Home closing revenue increased to $876.1 million for the fourth quarter of 2016, compared to $761.4 million for the fourth quarter of 2015, reflecting a 10% increase in home closings and a 4% increase in the average price of homes closed during the quarter. The regions that posted the best year-over-year increases in home closing revenue were the East region (notably Georgia, Tennessee and the Carolinas), delivering a 22% revenue increase on 20% greater closings, and the West region (notably Arizona and Colorado), where home closing revenue was up 14% over the fourth quarter of 2015. Texas home closing revenue rose 9% primarily due to an 8% increase in average closing price.

Home closing gross margin of 17.9% in the fourth quarter of 2016 was the highest quarterly margin in 2016, benefiting from cost efficiencies related to higher closings and revenue. It was lower than last year’s fourth quarter margin of 19.3%, primarily due to the impact of cost inflation in land and construction.

Selling, general and administrative expenses of 10.5% were flat with the prior year’s fourth quarter, and improved sequentially from the third quarter’s 11.7% due to the leverage from higher closing revenue, as well as management cost controls.

Nearly 100% of interest incurred was capitalized to additional assets under development, resulting in a negligible amount of interest expense in the fourth quarter of 2016, compared to $4.0 million in the prior year.

The fourth quarter effective tax rate was 32.1% in 2016, compared to 30.5% in the fourth quarter of 2015, due to the timing of recognition of federal energy tax credits on Meritage’s highly energy efficient homes. The benefit was recognized throughout 2016 instead of being fully recognized in the fourth quarter, as it was in 2015 following the legislative extension of tax credits.

Total order value for the quarter was consistent with the fourth quarter of 2015, as a 5% increase in average sales price offset a 5% decline in orders, while absorptions per community were consistent with the prior year’s fourth quarter.

Orders and order value increased in the West region, primarily due to strong demand in Arizona and Colorado, as well as in the Central region, primarily due to growth in community count to meet demand. Order volumes in the East region were 27% lower than the prior year’s fourth quarter, primarily due to a 16% decline in average community count, from 100 in 2015 to 84 in 2016.

Ending community count at December 31, 2016 was 243, compared to 254 at December 31, 2015, but up sequentially from 237 at September 30, 2016. Various delays pushed the opening dates for a number of communities into 2017, which are expected to occur in the first half of the year.

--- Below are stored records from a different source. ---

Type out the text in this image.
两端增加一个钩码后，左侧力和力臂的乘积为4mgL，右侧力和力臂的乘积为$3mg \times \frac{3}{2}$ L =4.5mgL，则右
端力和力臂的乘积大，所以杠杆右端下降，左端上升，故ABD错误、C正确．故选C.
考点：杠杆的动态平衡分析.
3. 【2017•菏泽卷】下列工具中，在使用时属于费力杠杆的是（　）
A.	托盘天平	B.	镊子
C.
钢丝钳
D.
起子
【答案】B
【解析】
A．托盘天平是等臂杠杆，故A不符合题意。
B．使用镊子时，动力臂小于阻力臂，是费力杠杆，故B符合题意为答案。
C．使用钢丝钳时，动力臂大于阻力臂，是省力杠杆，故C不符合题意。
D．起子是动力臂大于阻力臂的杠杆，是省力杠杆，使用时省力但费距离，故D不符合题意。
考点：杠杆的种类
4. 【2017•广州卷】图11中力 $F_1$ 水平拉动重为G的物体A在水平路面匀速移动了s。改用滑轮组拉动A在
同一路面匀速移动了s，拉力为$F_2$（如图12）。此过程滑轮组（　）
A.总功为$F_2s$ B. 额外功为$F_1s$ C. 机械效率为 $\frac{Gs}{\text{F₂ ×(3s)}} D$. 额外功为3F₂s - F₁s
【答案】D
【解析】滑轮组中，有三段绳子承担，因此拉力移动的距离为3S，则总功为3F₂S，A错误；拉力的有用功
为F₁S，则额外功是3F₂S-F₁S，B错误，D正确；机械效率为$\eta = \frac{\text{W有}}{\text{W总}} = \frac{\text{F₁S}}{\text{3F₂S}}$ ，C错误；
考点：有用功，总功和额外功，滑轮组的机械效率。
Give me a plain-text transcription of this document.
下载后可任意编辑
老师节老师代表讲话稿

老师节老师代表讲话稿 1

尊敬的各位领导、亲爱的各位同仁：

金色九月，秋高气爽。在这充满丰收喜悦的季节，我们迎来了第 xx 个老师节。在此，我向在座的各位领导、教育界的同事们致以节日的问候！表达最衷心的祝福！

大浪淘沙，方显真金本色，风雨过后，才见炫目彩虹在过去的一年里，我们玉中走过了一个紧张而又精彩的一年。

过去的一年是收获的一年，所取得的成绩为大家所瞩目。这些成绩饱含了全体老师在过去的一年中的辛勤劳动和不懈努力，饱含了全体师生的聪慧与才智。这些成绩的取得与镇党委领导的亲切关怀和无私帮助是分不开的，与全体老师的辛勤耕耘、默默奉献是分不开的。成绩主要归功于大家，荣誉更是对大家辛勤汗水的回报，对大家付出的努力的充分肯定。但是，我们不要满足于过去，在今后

“We generated a 16% increase in net earnings with 19% growth in home closing revenue, and controlled our overhead costs to help offset the negative impact from higher land, development and construction labor costs,” said Steven J. Hilton, chairman and CEO. “We delivered 7,355 homes during the year — a 13% increase over 2015 — and surpassed the historic milestone of 100,000 home closings, a proud achievement for Meritage.”

“We are successfully shifting our community offerings to fully embrace the growing number of first-time home buyers and are well on our way to achieving our target of 35-40% of our communities being aimed at this market segment by the end of 2018,” said Hilton. “We believe this strategy will provide value to both our customers and shareholders over the long term.”